Deniz Kurtel: Music Watching Over Me
Crosstown Rebels

Having begun formally producing tracks only two years ago (inspired by her friends Wolf + Lamb), Deniz Kurtel's a relatively new member of the electronic music community, yet her debut artist album Music Watching Over Me shows her to be more than a quick study. She established (and still identifies) herself as an audio-visual artist whose work has appeared in numerous art festivals and exhibitions and has been the centerpiece of multiple Wolf + Lamb parties in Brooklyn. But this so-called interactive sculptor shows herself to be no lightweight as a house music producer, as her twelve-track album so clearly demonstrates. It's a solid addition to Crosstown Rebels' already distinguished catalogue.

The title cut eases unassumingly into position with jittering percussion and sub-bass cross-patterns that seem rather untethered to one another until a jacking beat pulls everything into focus and Leza Boyland's rapturous vocal intensifies the track's soulfulness. The opener works its magic insidiously, catching the listener by surprise with that abrupt opening shift, and bodes well for the journey ahead. The best cuts require no argument on their behalf. The jacking swing that powers the old-school deep house cut “Best Of” is impossible to deny, and the soulful exhortations of Mykle Anthony only make the tune's delirious vibe all the more infectious. The equally soulful “The L Word” likewise positions itself in the album's upper tier due to Jada's entranced vocalizing and the tune's slinky electro-house rhythms and seductive synth arpeggios. “Trust” plays like some modern-day upgrade of Kraftwerk, Detroit techno, and Chicago house all folded into one sleek electro-fied package, while the chugging low-end pulse and vocal filigrees of “My Heart” help make it stand out too. Kurtel's affinity for old-school house and electro likewise carries over into trippy workouts like “Make Me Feel” and “Yeah (Version).”

It's a wide-ranging album filled with occasional left turns and directional shifts.
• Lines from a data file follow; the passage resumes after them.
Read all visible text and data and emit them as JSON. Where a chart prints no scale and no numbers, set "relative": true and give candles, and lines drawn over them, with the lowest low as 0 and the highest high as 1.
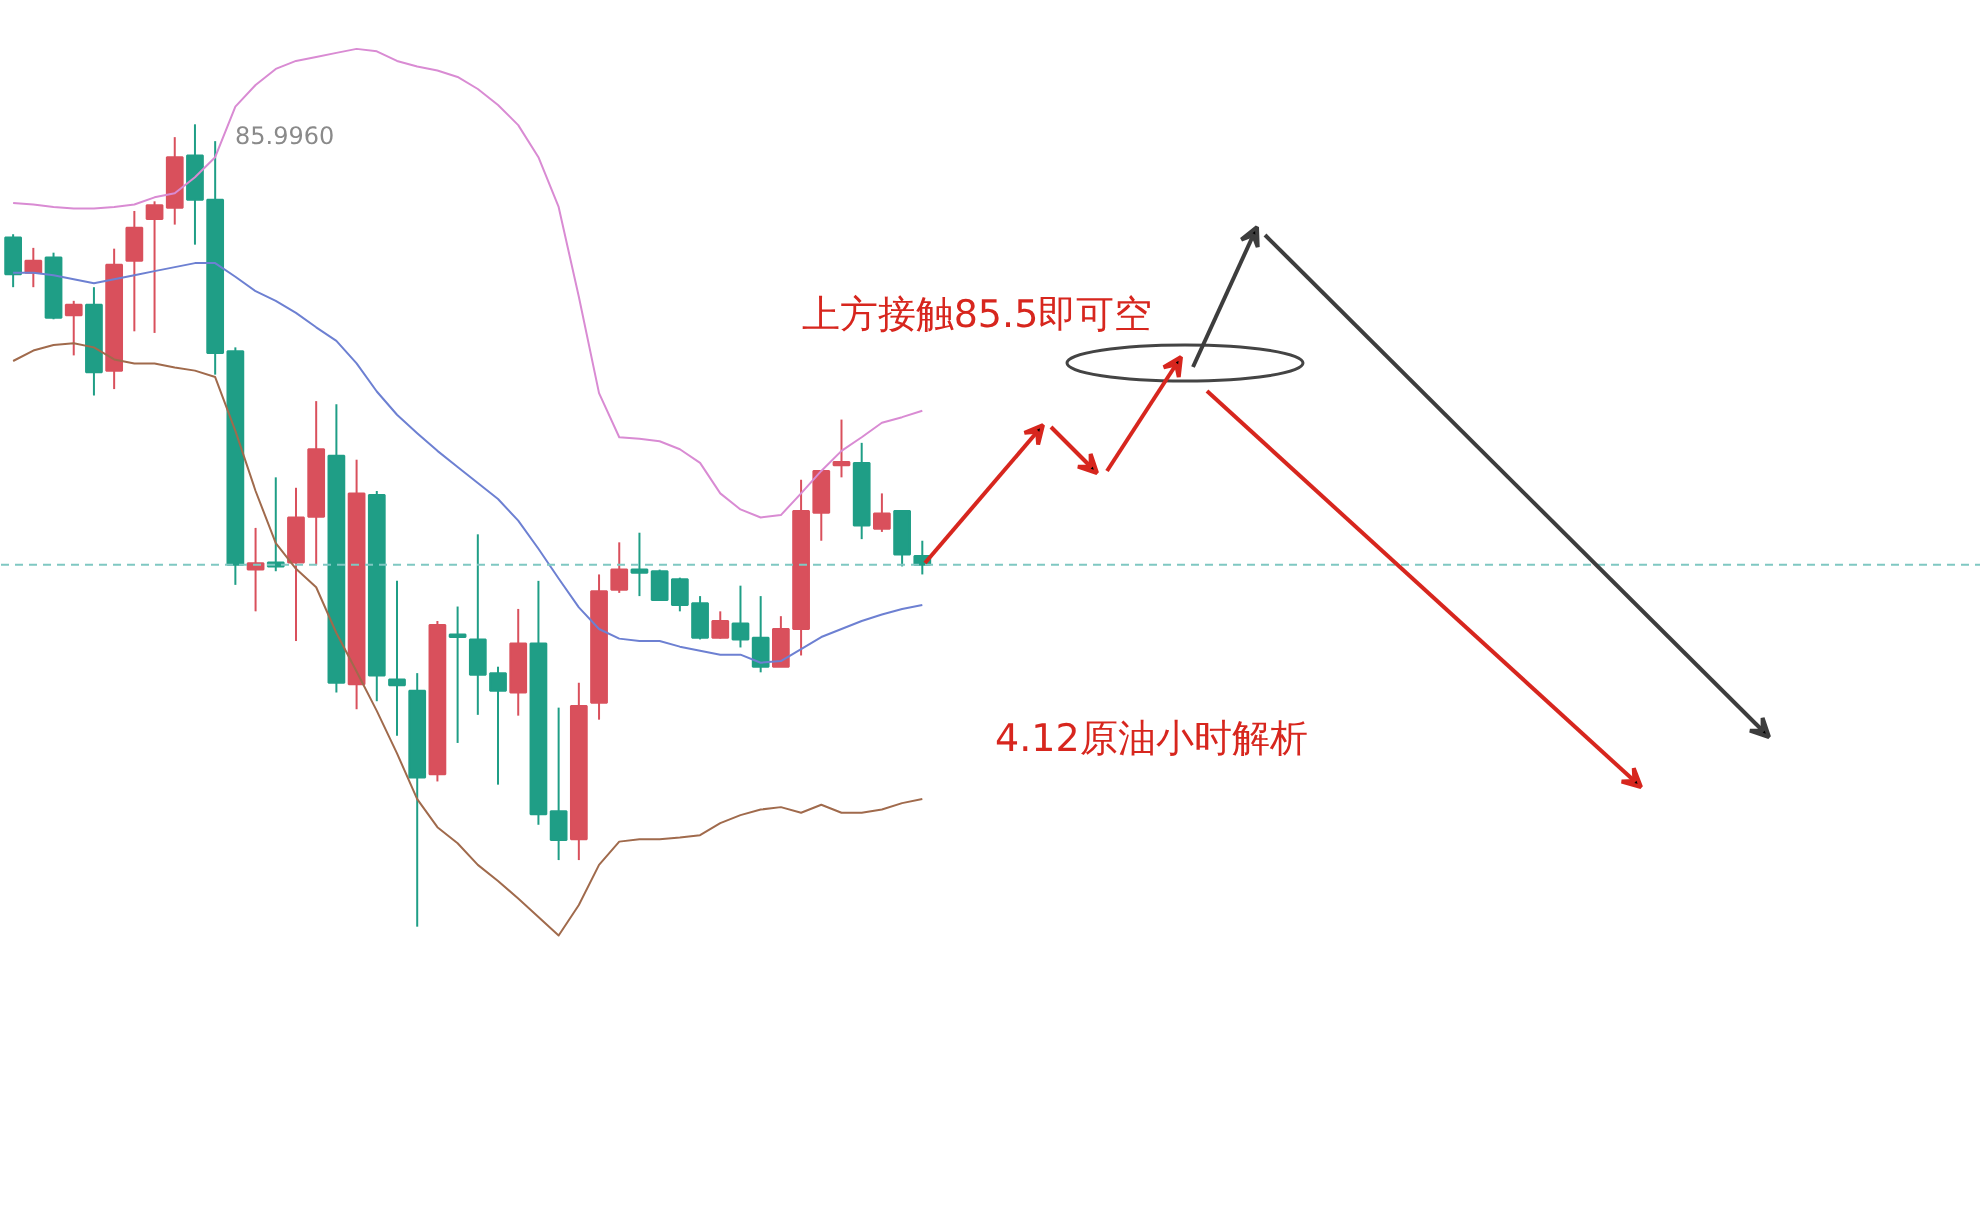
{
  "chart_data": {
    "type": "candlestick",
    "title": "4.12原油小时解析",
    "relative": true,
    "categories": [
      null,
      null,
      null,
      null,
      null,
      null,
      null,
      null,
      null,
      null,
      null,
      null,
      null,
      null,
      null,
      null,
      null,
      null,
      null,
      null,
      null,
      null,
      null,
      null,
      null,
      null,
      null,
      null,
      null,
      null,
      null,
      null,
      null,
      null,
      null,
      null,
      null,
      null,
      null,
      null,
      null,
      null,
      null,
      null,
      null,
      null,
      null,
      null,
      null,
      null,
      null,
      null,
      null,
      null,
      null,
      null,
      null,
      null,
      null,
      null,
      null,
      null,
      null,
      null,
      null,
      null,
      null,
      null,
      null,
      null,
      null,
      null,
      null,
      null,
      null,
      null,
      null,
      null,
      null,
      null,
      null,
      null,
      null,
      null,
      null,
      null,
      null,
      null,
      null,
      null,
      null,
      null,
      null,
      null,
      null,
      null,
      null,
      null
    ],
    "ohlc": [
      [
        0.859,
        0.863,
        0.797,
        0.813
      ],
      [
        0.815,
        0.846,
        0.797,
        0.83
      ],
      [
        0.834,
        0.84,
        0.757,
        0.759
      ],
      [
        0.762,
        0.78,
        0.712,
        0.775
      ],
      [
        0.775,
        0.797,
        0.662,
        0.691
      ],
      [
        0.693,
        0.845,
        0.67,
        0.825
      ],
      [
        0.83,
        0.892,
        0.742,
        0.871
      ],
      [
        0.882,
        0.904,
        0.74,
        0.899
      ],
      [
        0.896,
        0.984,
        0.875,
        0.959
      ],
      [
        0.961,
        1,
        0.85,
        0.906
      ],
      [
        0.906,
        0.979,
        0.688,
        0.715
      ],
      [
        0.717,
        0.722,
        0.426,
        0.451
      ],
      [
        0.445,
        0.497,
        0.393,
        0.453
      ],
      [
        0.454,
        0.56,
        0.443,
        0.449
      ],
      [
        0.454,
        0.547,
        0.356,
        0.51
      ],
      [
        0.511,
        0.655,
        0.451,
        0.595
      ],
      [
        0.587,
        0.651,
        0.292,
        0.304
      ],
      [
        0.302,
        0.582,
        0.271,
        0.54
      ],
      [
        0.538,
        0.543,
        0.281,
        0.313
      ],
      [
        0.308,
        0.431,
        0.238,
        0.301
      ],
      [
        0.294,
        0.316,
        0,
        0.186
      ],
      [
        0.19,
        0.381,
        0.181,
        0.376
      ],
      [
        0.364,
        0.399,
        0.229,
        0.361
      ],
      [
        0.358,
        0.489,
        0.264,
        0.314
      ],
      [
        0.316,
        0.324,
        0.177,
        0.294
      ],
      [
        0.292,
        0.396,
        0.263,
        0.353
      ],
      [
        0.353,
        0.431,
        0.127,
        0.14
      ],
      [
        0.144,
        0.273,
        0.083,
        0.108
      ],
      [
        0.109,
        0.304,
        0.083,
        0.275
      ],
      [
        0.279,
        0.439,
        0.258,
        0.418
      ],
      [
        0.42,
        0.479,
        0.416,
        0.445
      ],
      [
        0.445,
        0.491,
        0.412,
        0.441
      ],
      [
        0.443,
        0.445,
        0.406,
        0.407
      ],
      [
        0.433,
        0.435,
        0.393,
        0.401
      ],
      [
        0.403,
        0.412,
        0.358,
        0.36
      ],
      [
        0.36,
        0.393,
        0.359,
        0.381
      ],
      [
        0.378,
        0.425,
        0.348,
        0.358
      ],
      [
        0.36,
        0.412,
        0.317,
        0.324
      ],
      [
        0.324,
        0.387,
        0.324,
        0.371
      ],
      [
        0.371,
        0.557,
        0.338,
        0.518
      ],
      [
        0.516,
        0.568,
        0.481,
        0.568
      ],
      [
        0.575,
        0.632,
        0.56,
        0.579
      ],
      [
        0.578,
        0.603,
        0.483,
        0.5
      ],
      [
        0.496,
        0.54,
        0.492,
        0.515
      ],
      [
        0.518,
        0.518,
        0.449,
        0.464
      ],
      [
        0.462,
        0.481,
        0.439,
        0.451
      ],
      null,
      null,
      null,
      null,
      null,
      null,
      null,
      null,
      null,
      null,
      null,
      null,
      null,
      null,
      null,
      null,
      null,
      null,
      null,
      null,
      null,
      null,
      null,
      null,
      null,
      null,
      null,
      null,
      null,
      null,
      null,
      null,
      null,
      null,
      null,
      null,
      null,
      null,
      null,
      null,
      null,
      null,
      null,
      null,
      null,
      null,
      null,
      null,
      null,
      null,
      null,
      null
    ],
    "colors": [
      "#1f9e86",
      "#d9505c",
      "#1f9e86",
      "#d9505c",
      "#1f9e86",
      "#d9505c",
      "#d9505c",
      "#d9505c",
      "#d9505c",
      "#1f9e86",
      "#1f9e86",
      "#1f9e86",
      "#d9505c",
      "#1f9e86",
      "#d9505c",
      "#d9505c",
      "#1f9e86",
      "#d9505c",
      "#1f9e86",
      "#1f9e86",
      "#1f9e86",
      "#d9505c",
      "#1f9e86",
      "#1f9e86",
      "#1f9e86",
      "#d9505c",
      "#1f9e86",
      "#1f9e86",
      "#d9505c",
      "#d9505c",
      "#d9505c",
      "#1f9e86",
      "#1f9e86",
      "#1f9e86",
      "#1f9e86",
      "#d9505c",
      "#1f9e86",
      "#1f9e86",
      "#d9505c",
      "#d9505c",
      "#d9505c",
      "#d9505c",
      "#1f9e86",
      "#d9505c",
      "#1f9e86",
      "#1f9e86",
      null,
      null,
      null,
      null,
      null,
      null,
      null,
      null,
      null,
      null,
      null,
      null,
      null,
      null,
      null,
      null,
      null,
      null,
      null,
      null,
      null,
      null,
      null,
      null,
      null,
      null,
      null,
      null,
      null,
      null,
      null,
      null,
      null,
      null,
      null,
      null,
      null,
      null,
      null,
      null,
      null,
      null,
      null,
      null,
      null,
      null,
      null,
      null,
      null,
      null,
      null,
      null
    ],
    "series": [
      {
        "type": "line",
        "color": "#d98bd3",
        "values": [
          0.902,
          0.9,
          0.897,
          0.895,
          0.895,
          0.897,
          0.9,
          0.909,
          0.914,
          0.934,
          0.959,
          1.022,
          1.049,
          1.069,
          1.079,
          1.084,
          1.089,
          1.094,
          1.091,
          1.079,
          1.072,
          1.067,
          1.059,
          1.044,
          1.024,
          0.999,
          0.959,
          0.897,
          0.785,
          0.665,
          0.61,
          0.608,
          0.605,
          0.595,
          0.578,
          0.54,
          0.52,
          0.51,
          0.513,
          0.54,
          0.568,
          0.593,
          0.61,
          0.628,
          0.635,
          0.643,
          null,
          null,
          null,
          null,
          null,
          null,
          null,
          null,
          null,
          null,
          null,
          null,
          null,
          null,
          null,
          null,
          null,
          null,
          null,
          null,
          null,
          null,
          null,
          null,
          null,
          null,
          null,
          null,
          null,
          null,
          null,
          null,
          null,
          null,
          null,
          null,
          null,
          null,
          null,
          null,
          null,
          null,
          null,
          null,
          null,
          null,
          null,
          null,
          null,
          null,
          null,
          null
        ]
      },
      {
        "type": "line",
        "color": "#6d80d2",
        "values": [
          0.815,
          0.815,
          0.812,
          0.807,
          0.802,
          0.807,
          0.812,
          0.817,
          0.822,
          0.827,
          0.827,
          0.81,
          0.792,
          0.78,
          0.765,
          0.747,
          0.73,
          0.702,
          0.667,
          0.638,
          0.615,
          0.593,
          0.573,
          0.553,
          0.533,
          0.506,
          0.471,
          0.434,
          0.398,
          0.371,
          0.359,
          0.356,
          0.356,
          0.349,
          0.344,
          0.339,
          0.339,
          0.329,
          0.331,
          0.346,
          0.361,
          0.371,
          0.381,
          0.389,
          0.396,
          0.401,
          null,
          null,
          null,
          null,
          null,
          null,
          null,
          null,
          null,
          null,
          null,
          null,
          null,
          null,
          null,
          null,
          null,
          null,
          null,
          null,
          null,
          null,
          null,
          null,
          null,
          null,
          null,
          null,
          null,
          null,
          null,
          null,
          null,
          null,
          null,
          null,
          null,
          null,
          null,
          null,
          null,
          null,
          null,
          null,
          null,
          null,
          null,
          null,
          null,
          null,
          null,
          null
        ]
      },
      {
        "type": "line",
        "color": "#a06a4c",
        "values": [
          0.705,
          0.718,
          0.725,
          0.727,
          0.722,
          0.707,
          0.702,
          0.702,
          0.697,
          0.693,
          0.685,
          0.618,
          0.543,
          0.478,
          0.446,
          0.423,
          0.366,
          0.318,
          0.269,
          0.216,
          0.159,
          0.124,
          0.104,
          0.077,
          0.057,
          0.035,
          0.012,
          -0.011,
          0.027,
          0.077,
          0.106,
          0.109,
          0.109,
          0.111,
          0.114,
          0.129,
          0.139,
          0.146,
          0.149,
          0.142,
          0.152,
          0.142,
          0.142,
          0.146,
          0.154,
          0.159,
          null,
          null,
          null,
          null,
          null,
          null,
          null,
          null,
          null,
          null,
          null,
          null,
          null,
          null,
          null,
          null,
          null,
          null,
          null,
          null,
          null,
          null,
          null,
          null,
          null,
          null,
          null,
          null,
          null,
          null,
          null,
          null,
          null,
          null,
          null,
          null,
          null,
          null,
          null,
          null,
          null,
          null,
          null,
          null,
          null,
          null,
          null,
          null,
          null,
          null,
          null,
          null
        ]
      }
    ],
    "ref_lines": [
      {
        "axis": "y",
        "value": 0.451,
        "color": "#7fc8c2",
        "line_style": "dashed"
      }
    ],
    "annotations": [
      "85.9960",
      "上方接触85.5即可空"
    ]
  }
}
The downtempo percussion-and-synth interplay of “Makyaj,” for instance, is curiously countered by a delicate, folk-tinged vocal by Queenie that sounds airlifted in from a Steeleye Span or Fairport Convention album. A few tracks feel more like meandering jams than full-fledged compositions, including “My Ass,” a mildly diverting bit of robotic electro-funk replete with android vocal musings (e.g., “Heaven is music”), and “Equilibrium” and “One Chance At Happiness,” both of which impress on production grounds but nevertheless feel a tad static or directionless, respectively. Though the refrain is a familiar one by now, it must be said that the usual weaknesses are present, namely tracks that go on longer than necessary and an album length that's consequently excessive too. Kurtel would have been wiser to have selected the strongest nine or ten tracks from the featured twelve and issued a fifty-five-minute set rather than one weighing in at seventy-six.